Bauernproteste: Das Hakenkreuz im Heuhaufen finden
Warum die Linke nicht auf die rechtsextreme Agenda hereinfallen sollte
Linke stehen klassischerweise eigentlich hinter den Arbeiter:innen. Bei den Bauernprotesten lässt sich jedoch ein beunruhigender Trend in sozialen Medien beobachten. Weshalb wir mit der pauschalen Abwertung der Proteste die AfD unterstützen und wieso es dennoch sinnvoll ist Kritik zu üben an rechter Vereinnahmung und einer Partei die sich trotz der Ablehnung von Subventionen plötzlich als Freund der Landwirtschaft geriert. Ein Kommentar.
Die AfD sprach früher bereits von einem „Wutwinter“ und einem „heißen Herbst“. Damals ging es noch um Demonstrationen gegen die Pandemie und das Recht der Ukraine zur Selbstverteidigung. Aktuell überträgt man dieses Vorgehen auf die Bauernproteste. Eine geplante Demonstration am 8. Januar wird zum „Generalstreik“ umgedeutet.
Dahinter steckt eine Strategie. „Die Bauernproteste symbolisierten für Rechtsextreme den Widerstand aus dem „Volk“, das sich gegen die „Elite“ stelle“, so Pia Lamberty vom Center for Monitoring, Analyse und Strategie (CeMAS) gegenüber der Deutschen Presse-Agentur (dpa). Der Deutsche Bauernverband (DBV) grenzte sich bereits in der Vergangenheit mehrfach von solchen Vereinnahmungen ab. So auch bei den neuerlichen Protesten, bei denen unter anderem Galgen für die Ampel-Regierung auftauchten.
Die Linke lässt sich ausdribbeln
Anstatt sich grundsätzlich hinter den Landwirt:innen zu positionieren geht die Strategie der Rechten auf. Teile der Linken lassen sich von der Strategie spalten und stehen dem Protest nicht nur kritisch – was grundsätzlich nichts Schlechtes ist – sondern mehr als ablehnend gegenüber.
Rechtsextremen spielt dabei die Macht der Bilder in die Hände und der psychologische Effekt der Negativitätsverzerrung. Etwa als ein Traktorfahrer die Verletzung einer Einsatzkraft in Kauf nahm.
Oder auch wenn in sozialen Netzwerken Propaganda aus dem Umfeld der AfD in den Timelines auftaucht, so wie etwa hier.
Desinformation aus dem linken Spektrum ist nichts Neues. Angesichts des Erstarkens der AfD sollte es aber enorm beunruhigen, wenn nun auch dort Desinformationen zunehmen. So mehrfach in der vergangenen Woche beobachtet, als es um ein Dokument aus dem Rechnungsausschuss des Bundestags ging.
Warum liegt da Stroh und wie demaskieren wir Rechte?

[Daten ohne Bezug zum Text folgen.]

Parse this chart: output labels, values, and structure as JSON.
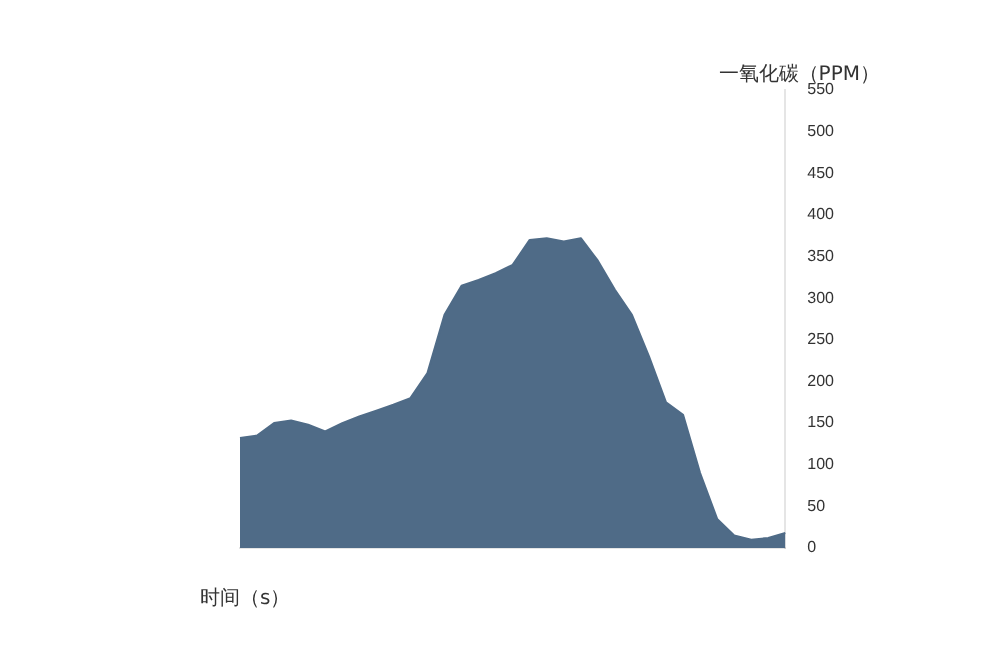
{
  "chart_data": {
    "type": "area",
    "xlabel": "时间（s）",
    "ylabel": "一氧化碳（PPM）",
    "categories": [
      null,
      null,
      null,
      null,
      null,
      null,
      null,
      null,
      null,
      null,
      null,
      null,
      null,
      null,
      null,
      null,
      null,
      null,
      null,
      null,
      null,
      null,
      null,
      null,
      null,
      null,
      null,
      null,
      null,
      null,
      null,
      null,
      null
    ],
    "series": [
      {
        "color": "#4f6b87",
        "values": [
          132,
          135,
          150,
          153,
          148,
          140,
          150,
          158,
          165,
          172,
          180,
          210,
          280,
          315,
          322,
          330,
          340,
          370,
          372,
          368,
          372,
          345,
          310,
          280,
          230,
          175,
          160,
          90,
          35,
          15,
          10,
          12,
          18
        ]
      }
    ],
    "ylim": [
      0,
      550
    ],
    "yticks": [
      0,
      50,
      100,
      150,
      200,
      250,
      300,
      350,
      400,
      450,
      500,
      550
    ],
    "grid": false,
    "legend": false,
    "tick_labels": "y"
  }
}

Ein Grund für die starke negative Fokussierung auf die Proteste könnte auch aus der Erfahrung der Pandemie stammen. Die Coronaproteste könnten hierbei eine Rolle spielen. Dabei wäre es wichtig sich hier die Unterschiede noch einmal zu verdeutlichen.
Teilnehmer:innen der „Querdenken“-Proteste stammten eher aus der Mittelschicht, waren „eher älter und akademisch gebildet“, so das Ergebnis eines Forschungsprojekts von Oliver Nachtwey und Robert Schäfer an der Universität Basel. Die Bauernproteste haben zudem einen Anlass, der nicht so stark zeitlich entgrenzt ist wie die Pandemie. Wichtiger, so schreibt es Alexander Roth für den Zeitungsverlag Waiblingen: „Die Bauernproteste gehen auf den Deutschen Bauernverband zurück, einen großen Interessenverband der Bauern. Sie sind nicht von Rechtsextremisten initiiert.“
Die Demaskierung von Rechten wird der Linken erst dann gelingen, wenn sie die grundsätzliche Legitimität der Proteste von Arbeiter:innen wieder anerkennt und sich gleichzeitig wieder selbst in die Lage versetzt dies von der ebenfalls legitimen Kritik an rechten Umtrieben zu trennen. Erst dann lassen wir uns als Gesellschaft nicht mehr trennen und suchen nicht mehr allein nur nach dem Hakenkreuz im Heuhaufen.
Dass die AfD, die im eigenen Grundsatzprogramm Subventionen jeder Art eigentlich ablehnt, nun plötzlich ihr Herz für die Landwirtschaft entdeckt, ist Teil ihrer Strategie. Darüber sollten sich alle Demokrat:innen im Klaren sein. Egal ob links oder rechts.